Pour avoir gagné un prix en 2016 à l’occasion d’un concours chorégraphique lancé par le Ballet de Bordeaux et par le Ballet de Biarritz en collaboration avec le Ballet de Toulouse, le danseur Martin Harriague, qui a aujourd’hui près de 32 ans, a eu la magnifique opportunité de pouvoir créer un ouvrage pour les excellents danseurs de la troupe biarrote de Thierry Malandain.

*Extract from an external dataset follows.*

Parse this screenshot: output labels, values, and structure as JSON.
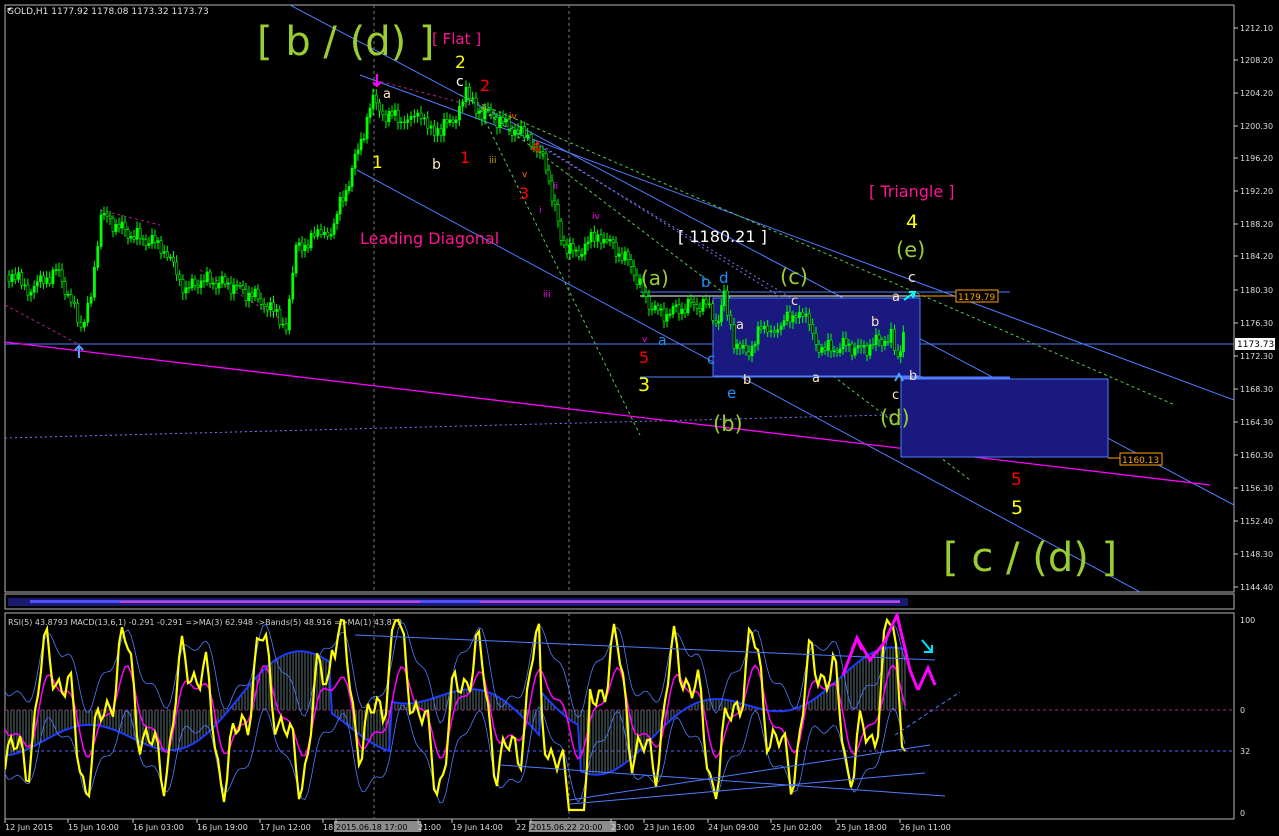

Et comme Biarritz, où réside la compagnie, et San Sebastian, où ce nouvel ouvrage a été présenté pour la première fois au public, se dressent au bord de l’Océan Atlantique, il n’était évidemment pas mauvais pour ce Basque natif de Bayonne d’imaginer une chorégraphie évoquant l’océan. Hélas ! « Sirènes », titre que Martin Harriague a donné à son ouvrage, offre tous les défauts, toutes les faiblesses d’une œuvre de débutant. Ce n’est pourtant pas le premier ouvrage de cet homme qui a déjà imaginé une dizaine de chorégraphies, mais ici tant de naïveté,  tant d’immaturité chez un auteur pourtant adulte sont confondants. A juste titre, Harriague veut prendre ici la défense de l’océan : c’est un sujet brûlant aujourd’hui, et il ne peut que trouver un fort écho dans un monde de jeunes artistes toujours prêts à défendre les justes causes qui sont dans l’air du temps. Mais pour dénoncer la gravissime pollution des océans par les déchets de matière plastique qui mettent en péril la faune et la flore marines et qui traduisent l’insoutenable et criminelle bêtise des hommes, encore faut il avoir quelque chose à dire de solide et savoir faire autre chose que de lancer en l’air d’innombrables sacs de plastique ou qu’en recouvrir un danseur qui déclame en castillan : « A mi me gusta el plastico ». Aimablement kitsch, mais toutefois dynamique lors d’un premier volet, la pièce n’est bien vite qu’une vaine succession de scènes anecdotiques qui n’apportent rien au propos qu’elles sont censées défendre. Si la scénographie de Martin Harriague n’est pas déplaisante, si ses choix musicaux (Vivaldi, Corelli, Raupach, Araia) s’expliquent mal en regard du sujet qui est abordé, la mise en scène laisse bien vite à désirer, et la gestuelle est encore plus accablante. Avoir affublé un ensemble de vingt danseurs d’une queue de sirène durant tout un tableau empêche évidemment tout développement intelligent de l’écriture chorégraphique et condamne à des images pour le moins infantiles. Un tel déficit de maturité chez un trentenaire bénéficiant du statut d’ « artiste associé » du Ballet de Biarritz, qui est un centre chorégraphique national, laisse du coup terriblement songeur.

Raphaël de Gubernatis

Visuel: Olivier Houeix

Le même programme sera repris les 5 et 6 juin prochains, sur la scène de la Gare du Midi,  à Biarritz, puis au Festival d’Arcachon, ce 21 septembre 2018.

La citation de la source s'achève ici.